MSCI Falls Most on Record as Vanguard Dumps Its Indexes
MSCI Inc. (MSCI) fell the most on record after being dropped as benchmark provider for 22 index funds by Vanguard Group Inc., the largest U.S. mutual-fund company.
MSCI declined 27 percent to close at $26.21 in New York, the most since it went public in November of 2007, after Vanguard said funds with about $537 billion in assets will replace New York-based MSCI to cut costs for fund shareholders.
Vanguard will adopt benchmarks from FTSE Group for six international stock index funds, and benchmarks developed by the University of Chicago’s Center for Research in Security Prices for 16 U.S. equity and balanced funds. The defection puts pressure on MSCI to lower the licensing fees it charges to BlackRock’s IShares unit, the biggest ETF provider, according to David Nadig, director of research at San Francisco-based ETF research firm IndexUniverse LLC.
“This leaves iShares as really the only game in town for MSCI,” Nadig said. The BlackRock unit is “in a great bargaining position the next time licensing agreements come up for renewal.”
Separately, MSCI disclosed in a regulatory filing today that it received a so-called “Wells Notice” from the U.S.
Securities and Exchange Commission, informing the company it will recommend public administrative proceedings for violations of the Investment Advisers Act. A Wells Notice typically gives recipients a chance to dissuade investigators from recommending the agency authorize enforcement action.
Wells Notice
The company said in March that an employee had provided information about clients’ proxy voting to a proxy solicitor in violation of its policies, according to the filing.
MSCI declined as much as 31 percent today, pushing the stock to its lowest level since July 2009. The company first sold shares to the public at $18 apiece.
MSCI’s annualized revenue and operating income tied to the Vanguard funds being transitioned are $24 million, the company said. Second-quarter operating revenue was $239 million, an increase of 5.3 percent from a year earlier, according to an Aug. 2 company statement.
“This is a huge negative reaction to $24 million in revenue,” Ken Leon, equity analyst at Standard & Poor’s in New York, said in a telephone interview.
The reaction may have been so pronounced because MSCI’s index services, one of its three businesses, is “by far” its most profitable, Leon said.
Cutting Expenses
“We are disappointed that Vanguard will no longer use our indices as the basis for these exchange traded funds,” Baer Pettit, head of MSCI’s index business, said in a filing today.“The ETF market in North America is competitive and as it evolves, we will work with those ETF providers who seek to utilize independent, well-respected, and high-quality equity indices in their products.”

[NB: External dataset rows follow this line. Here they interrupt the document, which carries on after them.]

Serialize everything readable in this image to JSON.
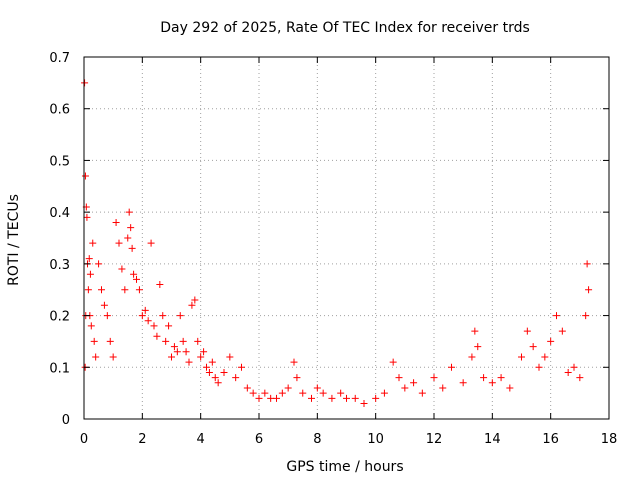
{
  "chart_data": {
    "type": "scatter",
    "title": "Day 292 of 2025, Rate Of TEC Index for receiver trds",
    "xlabel": "GPS time / hours",
    "ylabel": "ROTI / TECUs",
    "xlim": [
      0,
      18
    ],
    "ylim": [
      0,
      0.7
    ],
    "xticks": [
      0,
      2,
      4,
      6,
      8,
      10,
      12,
      14,
      16,
      18
    ],
    "yticks": [
      0,
      0.1,
      0.2,
      0.3,
      0.4,
      0.5,
      0.6,
      0.7
    ],
    "xtick_labels": [
      "0",
      "2",
      "4",
      "6",
      "8",
      "10",
      "12",
      "14",
      "16",
      "18"
    ],
    "ytick_labels": [
      "0",
      "0.1",
      "0.2",
      "0.3",
      "0.4",
      "0.5",
      "0.6",
      "0.7"
    ],
    "grid": true,
    "marker": "+",
    "color": "#ff0000",
    "series": [
      {
        "name": "ROTI",
        "x": [
          0.02,
          0.04,
          0.05,
          0.06,
          0.08,
          0.1,
          0.12,
          0.15,
          0.18,
          0.2,
          0.22,
          0.25,
          0.3,
          0.35,
          0.4,
          0.5,
          0.6,
          0.7,
          0.8,
          0.9,
          1.0,
          1.1,
          1.2,
          1.3,
          1.4,
          1.5,
          1.55,
          1.6,
          1.65,
          1.7,
          1.8,
          1.9,
          2.0,
          2.1,
          2.2,
          2.3,
          2.4,
          2.5,
          2.6,
          2.7,
          2.8,
          2.9,
          3.0,
          3.1,
          3.2,
          3.3,
          3.4,
          3.5,
          3.6,
          3.7,
          3.8,
          3.9,
          4.0,
          4.1,
          4.2,
          4.3,
          4.4,
          4.5,
          4.6,
          4.8,
          5.0,
          5.2,
          5.4,
          5.6,
          5.8,
          6.0,
          6.2,
          6.4,
          6.6,
          6.8,
          7.0,
          7.2,
          7.3,
          7.5,
          7.8,
          8.0,
          8.2,
          8.5,
          8.8,
          9.0,
          9.3,
          9.6,
          10.0,
          10.3,
          10.6,
          10.8,
          11.0,
          11.3,
          11.6,
          12.0,
          12.3,
          12.6,
          13.0,
          13.3,
          13.4,
          13.5,
          13.7,
          14.0,
          14.3,
          14.6,
          15.0,
          15.2,
          15.4,
          15.6,
          15.8,
          16.0,
          16.2,
          16.4,
          16.6,
          16.8,
          17.0,
          17.2,
          17.25,
          17.3
        ],
        "y": [
          0.65,
          0.1,
          0.47,
          0.2,
          0.41,
          0.39,
          0.3,
          0.25,
          0.31,
          0.2,
          0.28,
          0.18,
          0.34,
          0.15,
          0.12,
          0.3,
          0.25,
          0.22,
          0.2,
          0.15,
          0.12,
          0.38,
          0.34,
          0.29,
          0.25,
          0.35,
          0.4,
          0.37,
          0.33,
          0.28,
          0.27,
          0.25,
          0.2,
          0.21,
          0.19,
          0.34,
          0.18,
          0.16,
          0.26,
          0.2,
          0.15,
          0.18,
          0.12,
          0.14,
          0.13,
          0.2,
          0.15,
          0.13,
          0.11,
          0.22,
          0.23,
          0.15,
          0.12,
          0.13,
          0.1,
          0.09,
          0.11,
          0.08,
          0.07,
          0.09,
          0.12,
          0.08,
          0.1,
          0.06,
          0.05,
          0.04,
          0.05,
          0.04,
          0.04,
          0.05,
          0.06,
          0.11,
          0.08,
          0.05,
          0.04,
          0.06,
          0.05,
          0.04,
          0.05,
          0.04,
          0.04,
          0.03,
          0.04,
          0.05,
          0.11,
          0.08,
          0.06,
          0.07,
          0.05,
          0.08,
          0.06,
          0.1,
          0.07,
          0.12,
          0.17,
          0.14,
          0.08,
          0.07,
          0.08,
          0.06,
          0.12,
          0.17,
          0.14,
          0.1,
          0.12,
          0.15,
          0.2,
          0.17,
          0.09,
          0.1,
          0.08,
          0.2,
          0.3,
          0.25
        ]
      }
    ]
  }
}
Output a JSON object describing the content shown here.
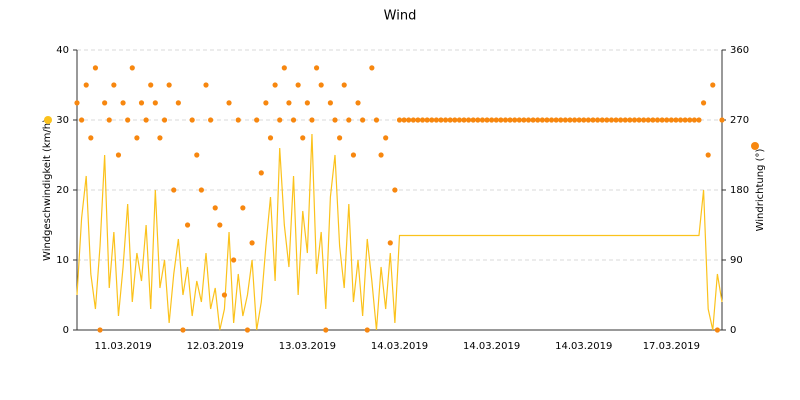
{
  "chart_data": {
    "type": "line-scatter",
    "title": "Wind",
    "ylabel": "Windgeschwindigkeit (km/h)",
    "y2label": "Windrichtung (°)",
    "ylim": [
      0,
      40
    ],
    "yticks": [
      0,
      10,
      20,
      30,
      40
    ],
    "y2lim": [
      0,
      360
    ],
    "y2ticks": [
      0,
      90,
      180,
      270,
      360
    ],
    "grid": true,
    "categories": [
      null,
      null,
      null,
      null,
      null,
      null,
      null,
      null,
      null,
      null,
      "11.03.2019",
      null,
      null,
      null,
      null,
      null,
      null,
      null,
      null,
      null,
      null,
      null,
      null,
      null,
      null,
      null,
      null,
      null,
      null,
      null,
      "12.03.2019",
      null,
      null,
      null,
      null,
      null,
      null,
      null,
      null,
      null,
      null,
      null,
      null,
      null,
      null,
      null,
      null,
      null,
      null,
      null,
      "13.03.2019",
      null,
      null,
      null,
      null,
      null,
      null,
      null,
      null,
      null,
      null,
      null,
      null,
      null,
      null,
      null,
      null,
      null,
      null,
      null,
      "14.03.2019",
      null,
      null,
      null,
      null,
      null,
      null,
      null,
      null,
      null,
      null,
      null,
      null,
      null,
      null,
      null,
      null,
      null,
      null,
      null,
      "14.03.2019",
      null,
      null,
      null,
      null,
      null,
      null,
      null,
      null,
      null,
      null,
      null,
      null,
      null,
      null,
      null,
      null,
      null,
      null,
      null,
      "14.03.2019",
      null,
      null,
      null,
      null,
      null,
      null,
      null,
      null,
      null,
      null,
      null,
      null,
      null,
      null,
      null,
      null,
      null,
      null,
      "17.03.2019",
      null,
      null,
      null,
      null,
      null,
      null,
      null,
      null,
      null,
      null,
      null
    ],
    "series": [
      {
        "type": "line",
        "color": "#fbc21c",
        "values": [
          5,
          16,
          22,
          8,
          3,
          12,
          25,
          6,
          14,
          2,
          9,
          18,
          4,
          11,
          7,
          15,
          3,
          20,
          6,
          10,
          1,
          8,
          13,
          5,
          9,
          2,
          7,
          4,
          11,
          3,
          6,
          0,
          3,
          14,
          1,
          8,
          2,
          5,
          10,
          0,
          4,
          12,
          19,
          7,
          26,
          15,
          9,
          22,
          5,
          17,
          11,
          28,
          8,
          14,
          3,
          19,
          25,
          12,
          6,
          18,
          4,
          10,
          2,
          13,
          7,
          0,
          9,
          3,
          11,
          1,
          13.5,
          13.5,
          13.5,
          13.5,
          13.5,
          13.5,
          13.5,
          13.5,
          13.5,
          13.5,
          13.5,
          13.5,
          13.5,
          13.5,
          13.5,
          13.5,
          13.5,
          13.5,
          13.5,
          13.5,
          13.5,
          13.5,
          13.5,
          13.5,
          13.5,
          13.5,
          13.5,
          13.5,
          13.5,
          13.5,
          13.5,
          13.5,
          13.5,
          13.5,
          13.5,
          13.5,
          13.5,
          13.5,
          13.5,
          13.5,
          13.5,
          13.5,
          13.5,
          13.5,
          13.5,
          13.5,
          13.5,
          13.5,
          13.5,
          13.5,
          13.5,
          13.5,
          13.5,
          13.5,
          13.5,
          13.5,
          13.5,
          13.5,
          13.5,
          13.5,
          13.5,
          13.5,
          13.5,
          13.5,
          13.5,
          13.5,
          20,
          3,
          0,
          8,
          4
        ]
      },
      {
        "type": "scatter",
        "axis": "y2",
        "color": "#f7870f",
        "values": [
          292,
          270,
          315,
          247,
          337,
          0,
          292,
          270,
          315,
          225,
          292,
          270,
          337,
          247,
          292,
          270,
          315,
          292,
          247,
          270,
          315,
          180,
          292,
          0,
          135,
          270,
          225,
          180,
          315,
          270,
          157,
          135,
          45,
          292,
          90,
          270,
          157,
          0,
          112,
          270,
          202,
          292,
          247,
          315,
          270,
          337,
          292,
          270,
          315,
          247,
          292,
          270,
          337,
          315,
          0,
          292,
          270,
          247,
          315,
          270,
          225,
          292,
          270,
          0,
          337,
          270,
          225,
          247,
          112,
          180,
          270,
          270,
          270,
          270,
          270,
          270,
          270,
          270,
          270,
          270,
          270,
          270,
          270,
          270,
          270,
          270,
          270,
          270,
          270,
          270,
          270,
          270,
          270,
          270,
          270,
          270,
          270,
          270,
          270,
          270,
          270,
          270,
          270,
          270,
          270,
          270,
          270,
          270,
          270,
          270,
          270,
          270,
          270,
          270,
          270,
          270,
          270,
          270,
          270,
          270,
          270,
          270,
          270,
          270,
          270,
          270,
          270,
          270,
          270,
          270,
          270,
          270,
          270,
          270,
          270,
          270,
          292,
          225,
          315,
          0,
          270
        ]
      }
    ]
  }
}
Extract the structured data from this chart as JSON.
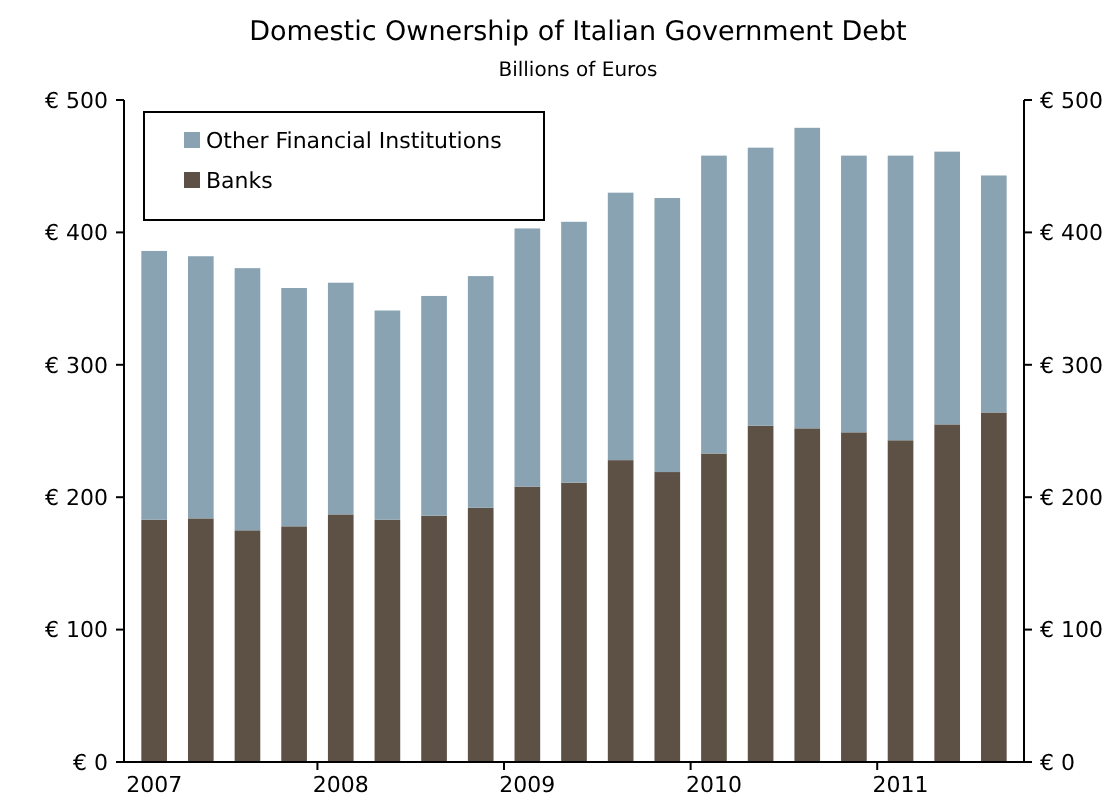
{
  "chart_data": {
    "type": "bar",
    "title": "Domestic Ownership of Italian Government Debt",
    "subtitle": "Billions of Euros",
    "categories": [
      "2007",
      null,
      null,
      null,
      "2008",
      null,
      null,
      null,
      "2009",
      null,
      null,
      null,
      "2010",
      null,
      null,
      null,
      "2011",
      null,
      null
    ],
    "stacked": true,
    "series": [
      {
        "name": "Banks",
        "color": "#5d5146",
        "values": [
          183,
          184,
          175,
          178,
          187,
          183,
          186,
          192,
          208,
          211,
          228,
          219,
          233,
          254,
          252,
          249,
          243,
          255,
          264
        ]
      },
      {
        "name": "Other Financial Institutions",
        "color": "#8aa3b2",
        "values": [
          203,
          198,
          198,
          180,
          175,
          158,
          166,
          175,
          195,
          197,
          202,
          207,
          225,
          210,
          227,
          209,
          215,
          206,
          179
        ]
      }
    ],
    "ylim": [
      0,
      500
    ],
    "yticks": [
      {
        "value": 0,
        "label": "€ 0"
      },
      {
        "value": 100,
        "label": "€ 100"
      },
      {
        "value": 200,
        "label": "€ 200"
      },
      {
        "value": 300,
        "label": "€ 300"
      },
      {
        "value": 400,
        "label": "€ 400"
      },
      {
        "value": 500,
        "label": "€ 500"
      }
    ],
    "y2lim": [
      0,
      500
    ],
    "y2ticks": [
      {
        "value": 0,
        "label": "€ 0"
      },
      {
        "value": 100,
        "label": "€ 100"
      },
      {
        "value": 200,
        "label": "€ 200"
      },
      {
        "value": 300,
        "label": "€ 300"
      },
      {
        "value": 400,
        "label": "€ 400"
      },
      {
        "value": 500,
        "label": "€ 500"
      }
    ],
    "legend": "top left",
    "grid": false
  }
}
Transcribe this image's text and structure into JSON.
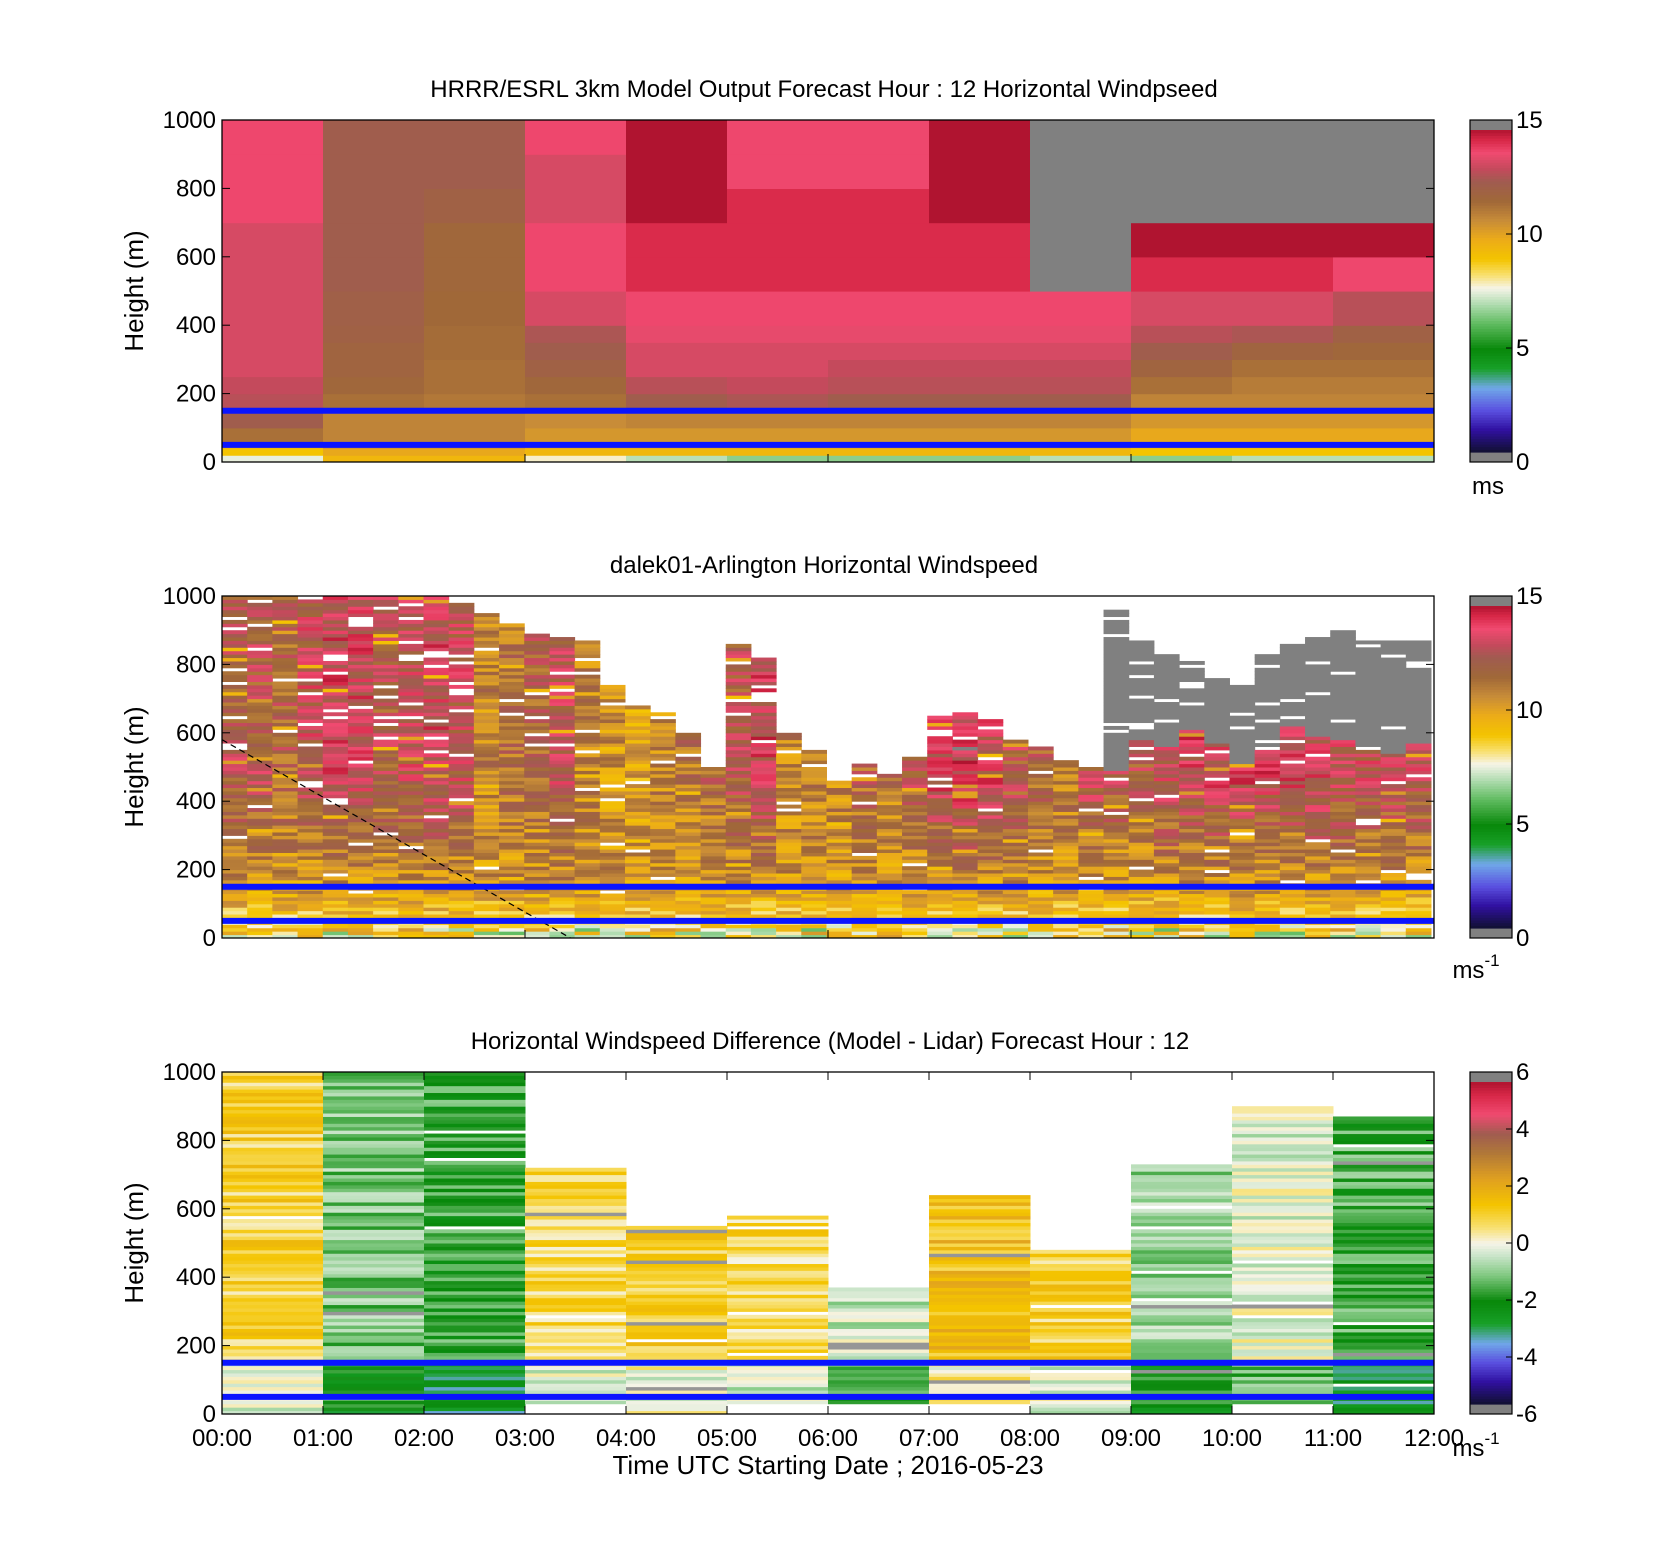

Vanguard, known for its low-cost index funds, manages about $1.95 trillion in U.S. mutual fund assets. The change will affect both index mutual funds and exchange-traded funds at Vanguard, whose ETFs are structured as share classes of its mutual funds. Vanguard Total Stock Market Index Fund (VTSMX), the company’s largest index fund with $197 billion in assets, and its ETF share class are among those that will switch from the MSCI benchmarks.
“With our clients’ best interests in mind, we negotiated licensing agreements for these benchmarks that we expect will enable us to deliver significant value to our index fund and ETF shareholders and lower expense ratios over time,” Gus Sauter, chief investment officer Valley Forge, Pennsylvania-based Vanguard, said in a statement.
Fink’s Push
Vanguard’s decision to change index providers was unrelated to the Wells Notice, according to John Woerth, a spokesman for the fund company.
Vanguard, the largest U.S. provider of mutual funds, is the third-biggest competitor in ETFs in the U.S. behind BlackRock, based in New York, and Boston-based State Street Corp. (STT)
The change to FTSE benchmarks, which includes about $170 billion in fund assets, is the largest switch in international index providers, FTSE said in a separate statement.
BlackRock, the world’s largest asset manager, said it plans to deepen its relationship with MSCI. Laurence D. Fink, chief executive Officer of the New York-based firm, said Sept. 10 he intends to announce fee reductions for large ETFs this quarter.
“MSCI is the gold standard of global and international equity indexes,” Mark Wiedman, global head of BlackRock (BLK)’s iShares ETF business, said today in a statement.
BlackRock uses MSCI indexes to guide 197 ETFs with $162 billion in assets, Melissa Garville, a spokeswoman, said in an e-mail.
Charles Schwab Corp. cut fees for its proprietary ETFs last month by an average of 40 percent.